In a nationally televised address, Gbagbo proposed dismantling the buffer zone that divides the rebel-held north from the government-run south. It would include direct talks with his adversaries, establishing a new national unemployment scheme for youth and combatants and a programme to assist people displaced by war to return to their homes.
He also called for a general amnesty, though he said it should not include economic crimes or crimes against humanity
Gbagbo said his plan represents national interests and comes after two weeks of consultations in November with members of civil society. He said the international community, while well meaning, had failed to end the crisis that erupted after the country’s failed coup in September 2002.
“In the face of the impasse caused by foreign solutions the time has come for Ivorians to fully take over the peace process,” he said. “It is a simple truth that each person has the right to seek his happiness himself… That is why, on behalf of the state of Cote d’Ivoire, I am proposing to Ivorians, but also the international community, a new approach.”
Gbagbo said the buffer zone patrolled by some 10,000 UN and French troops had become a physical obstacle to the country’s reunification, blocking free movement of goods and persons, and the return of displaced people to their homes.

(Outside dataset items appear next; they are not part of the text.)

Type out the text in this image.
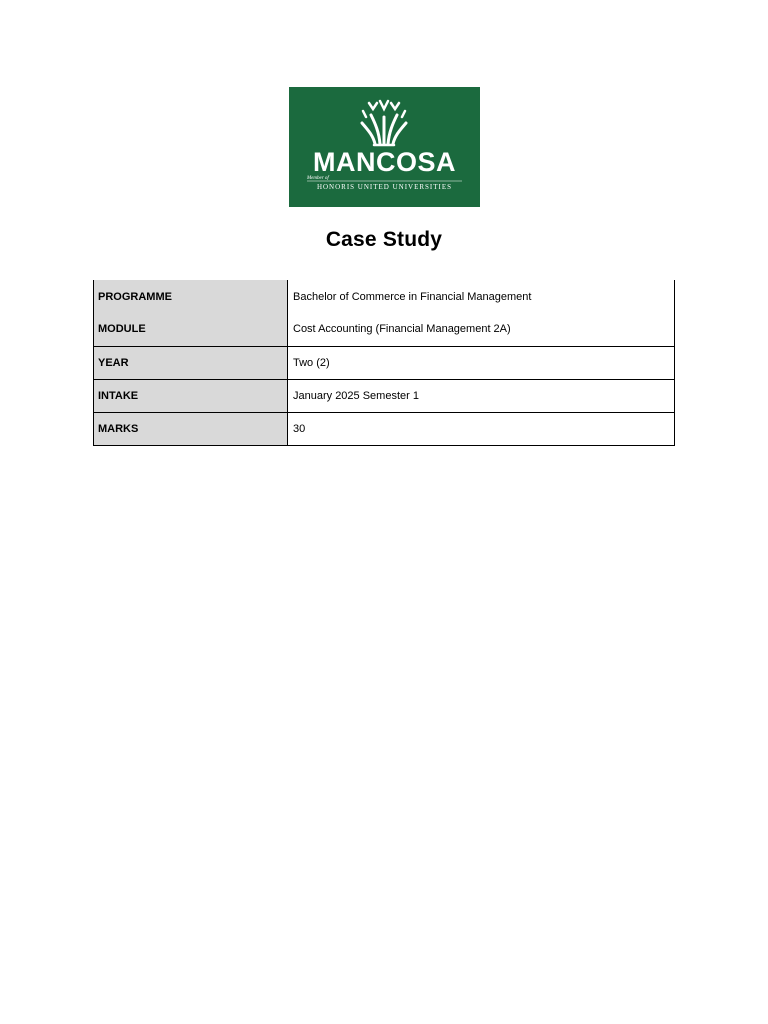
MANCOSA
Member of
HONORIS UNITED UNIVERSITIES
Case Study
PROGRAMME	Bachelor of Commerce in Financial Management
MODULE	Cost Accounting (Financial Management 2A)
YEAR	Two (2)
INTAKE	January 2025 Semester 1
MARKS	30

“This boundary line they call a ‘confidence zone’ has in practice become an internal border dividing the country into two,” Gbagbo said. “Today it has no reason to exist; the armed conflict has ended.”
Gbagbo said that for the state to become fully functional a new government needs to be formed, but he also said that now was not the time.
Officially the current government is led, not by Gbagbo but by Prime Minister Charles Konan Banny in accordance with UN Resolution 1721 passed in November which widened his powers. However since then Banny and Gbagbo have been at odds.
In his speech, Gbagbo made no reference to the UN resolution which opposition groups continue to support. “[It] lays a way out of the crisis with the organisation of elections and social cohesion,” said communications adviser for the Rally of Republicans opposition party Amadou Coulibaly. “[But] that is only possible if the head of state works with the prime minister in the execution of his mission.”
Prime Minister Banny, who, according to the UN plan, is to lead the country until elections are held at the end of next year, announced on Sunday that public hearings would resume this week to determine whether thousands of undocumented Ivorians qualify for citizenship. As of Wednesday, the hearings had not yet restarted.
Gbagbo twice delayed elections because the hearings had not been completed and because combatants have not disarmed.
He has now said that the polls could be held by July 2007.